The Rev. Dr. Han van den Blink
St. Paul’s Church, Troy

How long, O Lord? Will you forget me for ever?
How long will you hide your face from me?
Psalm 13:1

The War in the Pacific ended abruptly after the destruction of Hiroshima and Nagasaki by atomic bombs. Following the surrender of Japan on August 15, 1945, three things happened on Java in rapid succession.

The first was that Indonesian leaders, who had fought for many decades to obtain more self government, understandably made use of this opportunity to declare independence before the Dutch government could reassert control over its former colony.
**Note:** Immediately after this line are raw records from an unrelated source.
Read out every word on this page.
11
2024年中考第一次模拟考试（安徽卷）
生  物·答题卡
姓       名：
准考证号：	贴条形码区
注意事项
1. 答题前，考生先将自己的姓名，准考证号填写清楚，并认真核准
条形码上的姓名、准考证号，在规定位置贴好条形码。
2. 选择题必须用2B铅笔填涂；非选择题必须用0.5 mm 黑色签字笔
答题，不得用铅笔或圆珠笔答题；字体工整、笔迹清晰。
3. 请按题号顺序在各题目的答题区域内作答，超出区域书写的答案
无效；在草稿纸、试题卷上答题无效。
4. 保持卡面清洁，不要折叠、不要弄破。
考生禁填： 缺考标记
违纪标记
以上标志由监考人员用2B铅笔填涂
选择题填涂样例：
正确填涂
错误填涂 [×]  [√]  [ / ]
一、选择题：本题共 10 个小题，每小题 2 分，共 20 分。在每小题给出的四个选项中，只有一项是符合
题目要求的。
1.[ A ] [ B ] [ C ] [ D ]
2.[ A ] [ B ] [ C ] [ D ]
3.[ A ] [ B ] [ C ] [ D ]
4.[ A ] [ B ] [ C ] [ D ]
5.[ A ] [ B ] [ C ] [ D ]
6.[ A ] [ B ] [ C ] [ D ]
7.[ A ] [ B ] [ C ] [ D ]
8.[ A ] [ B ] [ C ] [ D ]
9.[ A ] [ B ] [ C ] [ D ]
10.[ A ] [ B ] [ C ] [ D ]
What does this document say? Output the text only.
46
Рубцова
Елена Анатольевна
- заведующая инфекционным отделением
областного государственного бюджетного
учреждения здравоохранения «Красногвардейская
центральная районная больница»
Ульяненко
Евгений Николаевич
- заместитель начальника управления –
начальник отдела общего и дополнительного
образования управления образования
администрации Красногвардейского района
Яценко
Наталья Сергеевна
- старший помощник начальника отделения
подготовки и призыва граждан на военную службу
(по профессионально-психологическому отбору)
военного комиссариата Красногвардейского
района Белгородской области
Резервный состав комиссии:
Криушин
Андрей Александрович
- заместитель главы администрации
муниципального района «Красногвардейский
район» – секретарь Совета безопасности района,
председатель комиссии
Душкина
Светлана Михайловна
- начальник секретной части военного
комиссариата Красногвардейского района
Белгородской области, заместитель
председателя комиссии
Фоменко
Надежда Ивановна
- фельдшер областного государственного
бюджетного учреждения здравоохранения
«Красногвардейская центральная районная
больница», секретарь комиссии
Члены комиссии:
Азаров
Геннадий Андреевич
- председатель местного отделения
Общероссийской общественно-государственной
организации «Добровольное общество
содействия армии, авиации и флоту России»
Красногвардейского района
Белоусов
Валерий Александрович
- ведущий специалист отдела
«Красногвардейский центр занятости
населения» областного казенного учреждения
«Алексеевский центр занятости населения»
The second was that everywhere survivors of the concentration camps began to return to where they had lived before, most of them completely unaware that Indonesia had claimed its independence. We managed to return to Malang, a city in East Java.

And the third was the ill-advised and tragically wrong decision made by the Dutch government, which had resisted repeated requests for more self government long before the War in the Pacific, to suppress the revolution militarily.

The situation on Java soon became chaotic. Civil authority in many places broke down, killings of minorities were common. A number of people who had survived the concentration camps were killed. Many of us were soon imprisoned again, this time by the Indonesian revolutionaries. The threat of massacres hung in the air.

It was a very frightening time that lasted ten months. It did not end until an agreement was reached to exchange civilian prisoners like us for revolutionaries who had been captured by the Dutch forces.

Sometime at the end of June, 1946, we were taken by train from Malang to Yogyakarta, a city in Middle Java, from where we would be transported to Semarang which was at that time controlled by the Dutch military. That train ride is still vivid in my memory.